If you’re getting dressed for an opening asking yourself, “how can I avoid being judged?”, then self-presentation has stopped being expressive and has become primarily defensive. Stuck in this loop, the anxiety will become endless, while the standards will keep moving. Your question may not have a definitive answer because most of us are doing some of both. We are social creatures who unconsciously adjust our presentation and our performance of who we are depending on context. Do your clothing choices for an event make you feel more like yourself or less like yourself? One kind of effort tends to feel expansive and enjoyable.
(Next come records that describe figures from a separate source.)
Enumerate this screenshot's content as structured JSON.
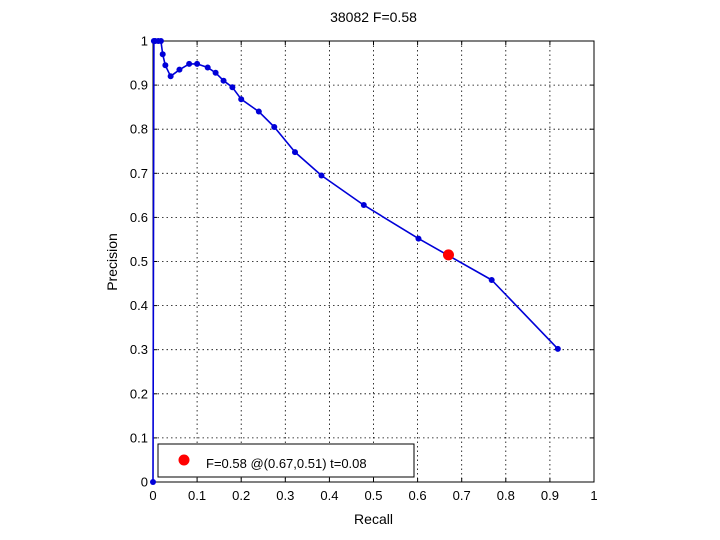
{
  "chart_data": {
    "type": "line",
    "title": "38082 F=0.58",
    "xlabel": "Recall",
    "ylabel": "Precision",
    "xlim": [
      0,
      1
    ],
    "ylim": [
      0,
      1
    ],
    "xticks": [
      "0",
      "0.1",
      "0.2",
      "0.3",
      "0.4",
      "0.5",
      "0.6",
      "0.7",
      "0.8",
      "0.9",
      "1"
    ],
    "yticks": [
      "0",
      "0.1",
      "0.2",
      "0.3",
      "0.4",
      "0.5",
      "0.6",
      "0.7",
      "0.8",
      "0.9",
      "1"
    ],
    "grid": true,
    "series": [
      {
        "color": "#0000d8",
        "marker": "dot",
        "x": [
          0,
          0.002,
          0.005,
          0.012,
          0.018,
          0.022,
          0.028,
          0.04,
          0.06,
          0.082,
          0.1,
          0.124,
          0.142,
          0.16,
          0.18,
          0.2,
          0.24,
          0.275,
          0.322,
          0.382,
          0.478,
          0.602,
          0.768,
          0.918
        ],
        "y": [
          0,
          1.0,
          1.0,
          1.0,
          1.0,
          0.97,
          0.945,
          0.92,
          0.935,
          0.948,
          0.948,
          0.94,
          0.928,
          0.91,
          0.895,
          0.868,
          0.84,
          0.805,
          0.748,
          0.695,
          0.628,
          0.552,
          0.458,
          0.302
        ]
      }
    ],
    "highlight_point": {
      "x": 0.67,
      "y": 0.515,
      "color": "#ff0000"
    },
    "legend": {
      "position": "bottom-left",
      "entries": [
        {
          "label": "F=0.58 @(0.67,0.51) t=0.08",
          "color": "#ff0000"
        }
      ]
    }
  }
}
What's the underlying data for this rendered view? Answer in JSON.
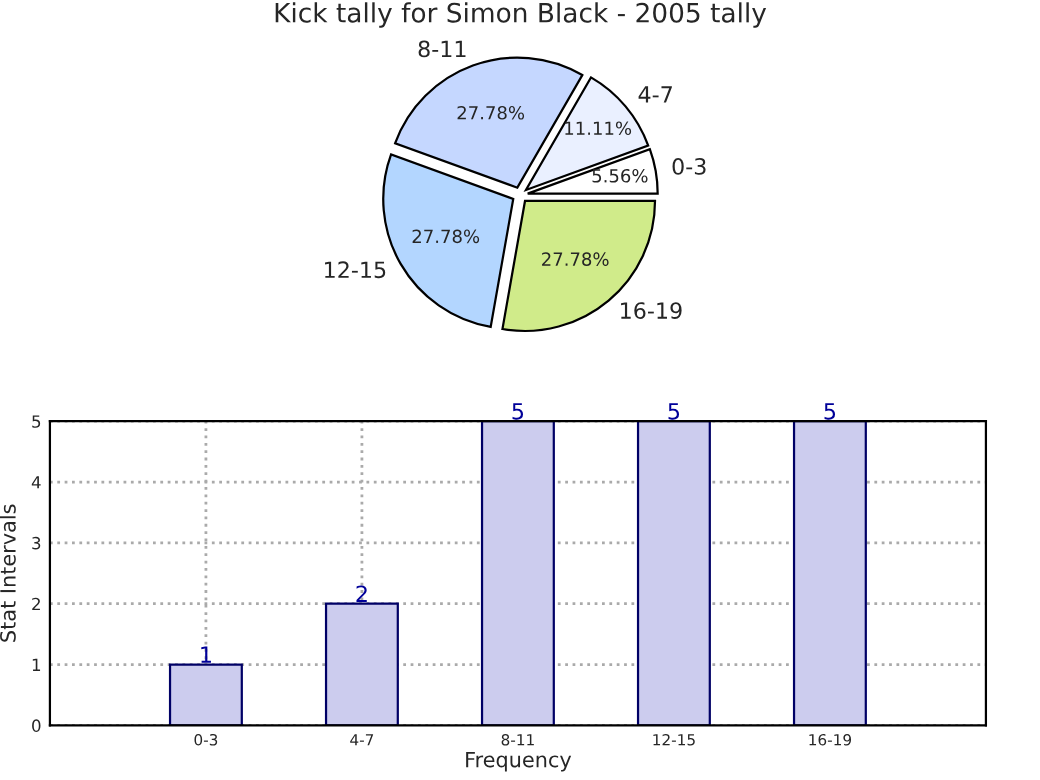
{
  "chart_data": [
    {
      "type": "pie",
      "title": "Kick tally for Simon Black - 2005 tally",
      "categories": [
        "0-3",
        "4-7",
        "8-11",
        "12-15",
        "16-19"
      ],
      "values": [
        5.56,
        11.11,
        27.78,
        27.78,
        27.78
      ],
      "value_labels": [
        "5.56%",
        "11.11%",
        "27.78%",
        "27.78%",
        "27.78%"
      ],
      "colors": [
        "#ffffff",
        "#eaf0ff",
        "#c5d7ff",
        "#b3d6ff",
        "#d0eb8a"
      ]
    },
    {
      "type": "bar",
      "categories": [
        "0-3",
        "4-7",
        "8-11",
        "12-15",
        "16-19"
      ],
      "values": [
        1,
        2,
        5,
        5,
        5
      ],
      "color": "#ccccee",
      "xlabel": "Frequency",
      "ylabel": "Stat Intervals",
      "ylim": [
        0,
        5
      ],
      "yticks": [
        0,
        1,
        2,
        3,
        4,
        5
      ],
      "grid": true,
      "data_labels": true
    }
  ]
}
The other feels like the maintenance of a disguise.
As for getting caught up in it – well, every field contains some people who are rewarded for visibility and others who are rewarded for substance. The artworld has both. If you spend enough time looking at the first group, you will conclude that success belongs to the thinnest, best-dressed and most photogenic people in the room. But, if you spend enough time looking at the second, you will notice that many influential careers are built on curiosity, a generosity of spirit, intelligence, persistence and good work. The irony is that the people who seem least consumed by status are often the most interesting to be around. They have redirected their attention away from how they appear to what they are making, thinking and contributing. That, dear reader, is where your true power lies.